Morris, his law enforcement commissioner, was quick to note what he viewed as the funding disparity between enforcement and treatment and prevention. He said the previous Legislature had spent $6.3 million on MaineCare transportation to provide rides to methadone clinics, but had only allotted $3.1 million to the MDEA.
“If that doesn’t make your blood boil, then I don’t know what to say to you,” he said.
The agency actually received $6.2 million in the current biennial budget and has received about $2 million in federal funding. There are currently 35 full-time and 10 part-time MDEA agents, Morris said.
He repeated the appeal he made March 20 to the Criminal Justice and Public Safety Committee.
“Those of you that have worked with me for the last 25 years know that I’m not an alarmist, but let me tell you right now, I’m scared, I’m nervous and anxious about what’s happening in the state,” Morris said. Maine’s expansive coastline and Interstate 95 were too porous and that drug dealers and gangs had exploited it to ply their destructive trade here, he said.
ACLU: MORE ENFORCEMENT A FLAWED IDEA
The American Civil Liberties Union of Maine opposed the governor’s initiative last year. The group said it plans to do so again.
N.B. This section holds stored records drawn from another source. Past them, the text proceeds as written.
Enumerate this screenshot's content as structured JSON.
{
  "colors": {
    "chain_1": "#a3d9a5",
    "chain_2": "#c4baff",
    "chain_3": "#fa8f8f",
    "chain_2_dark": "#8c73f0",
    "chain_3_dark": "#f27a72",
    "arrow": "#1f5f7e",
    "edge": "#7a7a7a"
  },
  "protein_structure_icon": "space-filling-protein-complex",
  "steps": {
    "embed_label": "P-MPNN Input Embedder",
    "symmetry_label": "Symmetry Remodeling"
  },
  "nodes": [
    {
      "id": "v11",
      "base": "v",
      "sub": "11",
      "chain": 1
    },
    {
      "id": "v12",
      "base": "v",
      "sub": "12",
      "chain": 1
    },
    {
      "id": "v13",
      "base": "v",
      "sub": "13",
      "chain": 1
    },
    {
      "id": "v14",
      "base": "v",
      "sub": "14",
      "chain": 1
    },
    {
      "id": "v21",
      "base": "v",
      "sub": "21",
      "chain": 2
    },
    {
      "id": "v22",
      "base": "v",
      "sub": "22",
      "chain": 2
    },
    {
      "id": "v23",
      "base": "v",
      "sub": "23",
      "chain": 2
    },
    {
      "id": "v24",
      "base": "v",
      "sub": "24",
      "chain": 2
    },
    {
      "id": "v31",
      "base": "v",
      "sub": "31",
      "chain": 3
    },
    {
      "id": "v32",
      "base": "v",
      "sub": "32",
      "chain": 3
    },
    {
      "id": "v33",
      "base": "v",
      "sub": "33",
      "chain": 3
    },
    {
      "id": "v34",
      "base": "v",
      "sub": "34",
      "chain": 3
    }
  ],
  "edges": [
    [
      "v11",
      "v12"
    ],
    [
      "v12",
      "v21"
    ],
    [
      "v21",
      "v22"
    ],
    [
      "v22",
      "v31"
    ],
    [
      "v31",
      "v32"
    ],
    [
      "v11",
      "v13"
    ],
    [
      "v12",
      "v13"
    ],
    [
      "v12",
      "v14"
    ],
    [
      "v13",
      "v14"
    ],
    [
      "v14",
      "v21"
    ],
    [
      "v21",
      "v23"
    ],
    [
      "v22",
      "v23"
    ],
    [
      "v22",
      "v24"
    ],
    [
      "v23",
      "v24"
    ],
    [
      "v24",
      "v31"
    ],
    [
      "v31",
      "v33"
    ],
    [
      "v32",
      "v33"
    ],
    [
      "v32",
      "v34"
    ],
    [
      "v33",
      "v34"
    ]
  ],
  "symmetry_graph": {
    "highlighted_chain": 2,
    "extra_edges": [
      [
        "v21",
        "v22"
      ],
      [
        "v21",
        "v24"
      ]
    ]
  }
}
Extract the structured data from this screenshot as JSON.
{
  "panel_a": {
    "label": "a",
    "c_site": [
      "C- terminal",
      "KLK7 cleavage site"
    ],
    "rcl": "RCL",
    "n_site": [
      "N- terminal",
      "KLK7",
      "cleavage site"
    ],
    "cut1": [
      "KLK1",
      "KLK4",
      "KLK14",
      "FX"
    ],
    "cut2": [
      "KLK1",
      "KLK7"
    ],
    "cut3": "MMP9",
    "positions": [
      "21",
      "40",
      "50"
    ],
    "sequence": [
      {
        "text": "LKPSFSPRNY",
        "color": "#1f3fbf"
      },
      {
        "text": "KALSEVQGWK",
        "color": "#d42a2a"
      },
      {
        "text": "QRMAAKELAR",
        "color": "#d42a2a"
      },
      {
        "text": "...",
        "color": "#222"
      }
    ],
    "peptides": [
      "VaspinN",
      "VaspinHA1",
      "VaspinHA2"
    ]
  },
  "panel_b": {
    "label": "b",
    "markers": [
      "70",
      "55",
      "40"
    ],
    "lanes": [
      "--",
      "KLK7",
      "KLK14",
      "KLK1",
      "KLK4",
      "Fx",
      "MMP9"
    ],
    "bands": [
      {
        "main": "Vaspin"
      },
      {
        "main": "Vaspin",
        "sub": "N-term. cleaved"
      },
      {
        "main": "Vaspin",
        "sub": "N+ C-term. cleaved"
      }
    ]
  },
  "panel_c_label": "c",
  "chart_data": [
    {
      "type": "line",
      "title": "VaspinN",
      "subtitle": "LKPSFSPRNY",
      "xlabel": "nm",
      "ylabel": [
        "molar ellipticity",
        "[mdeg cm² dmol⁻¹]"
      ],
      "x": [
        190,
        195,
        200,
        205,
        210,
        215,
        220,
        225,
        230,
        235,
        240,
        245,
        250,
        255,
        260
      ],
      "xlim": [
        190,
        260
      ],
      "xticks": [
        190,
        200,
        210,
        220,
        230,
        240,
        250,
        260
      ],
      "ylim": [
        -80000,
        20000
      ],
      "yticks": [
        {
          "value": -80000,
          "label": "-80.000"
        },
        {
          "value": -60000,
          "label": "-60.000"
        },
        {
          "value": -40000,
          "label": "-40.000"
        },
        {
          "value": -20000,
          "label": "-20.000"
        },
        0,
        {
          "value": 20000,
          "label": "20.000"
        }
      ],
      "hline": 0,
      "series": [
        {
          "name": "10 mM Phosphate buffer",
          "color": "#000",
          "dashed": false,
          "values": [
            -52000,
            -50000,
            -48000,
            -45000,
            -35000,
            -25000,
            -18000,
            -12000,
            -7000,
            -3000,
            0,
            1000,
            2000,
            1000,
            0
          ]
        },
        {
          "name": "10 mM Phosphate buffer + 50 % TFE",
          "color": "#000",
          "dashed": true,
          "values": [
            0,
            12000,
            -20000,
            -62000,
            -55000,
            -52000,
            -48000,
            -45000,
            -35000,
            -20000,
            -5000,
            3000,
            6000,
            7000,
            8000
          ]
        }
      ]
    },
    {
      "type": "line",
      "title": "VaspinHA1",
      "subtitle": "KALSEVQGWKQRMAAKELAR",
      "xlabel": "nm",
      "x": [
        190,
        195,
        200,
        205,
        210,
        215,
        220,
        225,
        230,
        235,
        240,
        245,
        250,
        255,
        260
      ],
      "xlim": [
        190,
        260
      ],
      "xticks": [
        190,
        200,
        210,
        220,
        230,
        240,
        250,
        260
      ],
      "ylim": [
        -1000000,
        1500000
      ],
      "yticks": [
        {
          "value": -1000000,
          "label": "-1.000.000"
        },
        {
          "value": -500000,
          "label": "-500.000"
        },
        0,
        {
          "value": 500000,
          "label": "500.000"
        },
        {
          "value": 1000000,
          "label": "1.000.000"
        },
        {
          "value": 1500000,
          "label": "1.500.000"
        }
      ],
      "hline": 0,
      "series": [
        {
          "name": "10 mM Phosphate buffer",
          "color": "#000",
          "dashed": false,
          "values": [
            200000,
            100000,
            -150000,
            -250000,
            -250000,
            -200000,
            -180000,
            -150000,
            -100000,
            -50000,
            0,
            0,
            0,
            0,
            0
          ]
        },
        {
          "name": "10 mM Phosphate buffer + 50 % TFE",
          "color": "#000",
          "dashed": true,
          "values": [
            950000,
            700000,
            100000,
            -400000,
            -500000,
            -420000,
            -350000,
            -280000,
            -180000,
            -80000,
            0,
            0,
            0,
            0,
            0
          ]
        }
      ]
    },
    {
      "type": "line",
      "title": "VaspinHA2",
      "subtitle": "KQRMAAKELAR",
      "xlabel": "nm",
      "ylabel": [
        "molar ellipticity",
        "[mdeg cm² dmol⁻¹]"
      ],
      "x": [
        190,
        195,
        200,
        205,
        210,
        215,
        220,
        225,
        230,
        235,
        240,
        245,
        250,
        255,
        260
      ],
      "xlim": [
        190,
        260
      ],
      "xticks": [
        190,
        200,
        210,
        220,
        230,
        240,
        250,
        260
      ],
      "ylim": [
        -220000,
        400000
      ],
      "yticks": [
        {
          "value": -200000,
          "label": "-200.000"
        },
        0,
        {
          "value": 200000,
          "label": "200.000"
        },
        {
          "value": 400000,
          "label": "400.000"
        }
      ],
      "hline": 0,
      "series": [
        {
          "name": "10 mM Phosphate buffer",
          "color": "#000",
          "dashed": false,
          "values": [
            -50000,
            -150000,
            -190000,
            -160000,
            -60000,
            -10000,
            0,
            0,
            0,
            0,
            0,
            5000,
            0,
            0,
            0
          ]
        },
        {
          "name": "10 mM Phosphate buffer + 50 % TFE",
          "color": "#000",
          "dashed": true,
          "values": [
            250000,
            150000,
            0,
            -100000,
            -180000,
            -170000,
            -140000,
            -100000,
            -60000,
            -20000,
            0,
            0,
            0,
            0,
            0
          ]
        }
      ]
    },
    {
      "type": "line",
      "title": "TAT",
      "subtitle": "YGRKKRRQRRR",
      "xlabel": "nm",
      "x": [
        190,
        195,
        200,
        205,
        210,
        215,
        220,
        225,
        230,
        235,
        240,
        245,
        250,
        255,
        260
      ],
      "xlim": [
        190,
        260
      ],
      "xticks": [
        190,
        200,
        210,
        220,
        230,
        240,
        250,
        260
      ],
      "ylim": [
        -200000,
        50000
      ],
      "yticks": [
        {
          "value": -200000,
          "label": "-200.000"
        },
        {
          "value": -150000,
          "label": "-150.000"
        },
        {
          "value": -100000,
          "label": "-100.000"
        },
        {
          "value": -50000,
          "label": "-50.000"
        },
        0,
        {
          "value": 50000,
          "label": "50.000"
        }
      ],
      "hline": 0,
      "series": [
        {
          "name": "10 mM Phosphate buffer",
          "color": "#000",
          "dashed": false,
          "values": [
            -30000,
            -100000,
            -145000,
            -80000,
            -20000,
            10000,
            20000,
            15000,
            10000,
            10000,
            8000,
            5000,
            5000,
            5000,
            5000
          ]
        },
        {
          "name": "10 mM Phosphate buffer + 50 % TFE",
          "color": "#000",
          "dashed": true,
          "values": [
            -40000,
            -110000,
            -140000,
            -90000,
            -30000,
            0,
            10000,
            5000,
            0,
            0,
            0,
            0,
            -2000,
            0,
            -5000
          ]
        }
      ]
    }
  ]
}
Executive Director Alison Beyea said the governor’s remarks about treatment and recovery “ring hollow” given his past move to cut funding for programs.
“Thousands of Mainers suffering from addiction don’t have access to the help they need, yet once again Gov. LePage’s response is to funnel money into arresting and incarcerating them,” she said. “If Gov. LePage truly cares about helping the people of Maine, he will stop pushing the failed war on drugs and start listening to the medical experts who say it’s time for a new approach.”
The Criminal Justice and Public Safety Committee has voted on a number of initiatives in the governor’s budget, but not the drug enforcement proposal. Senate President Michael Thibodeau, R-Winterport, and House minority leader Rep. Kenneth Fredette, R-Newport, both said they plan to back the governor’s proposal.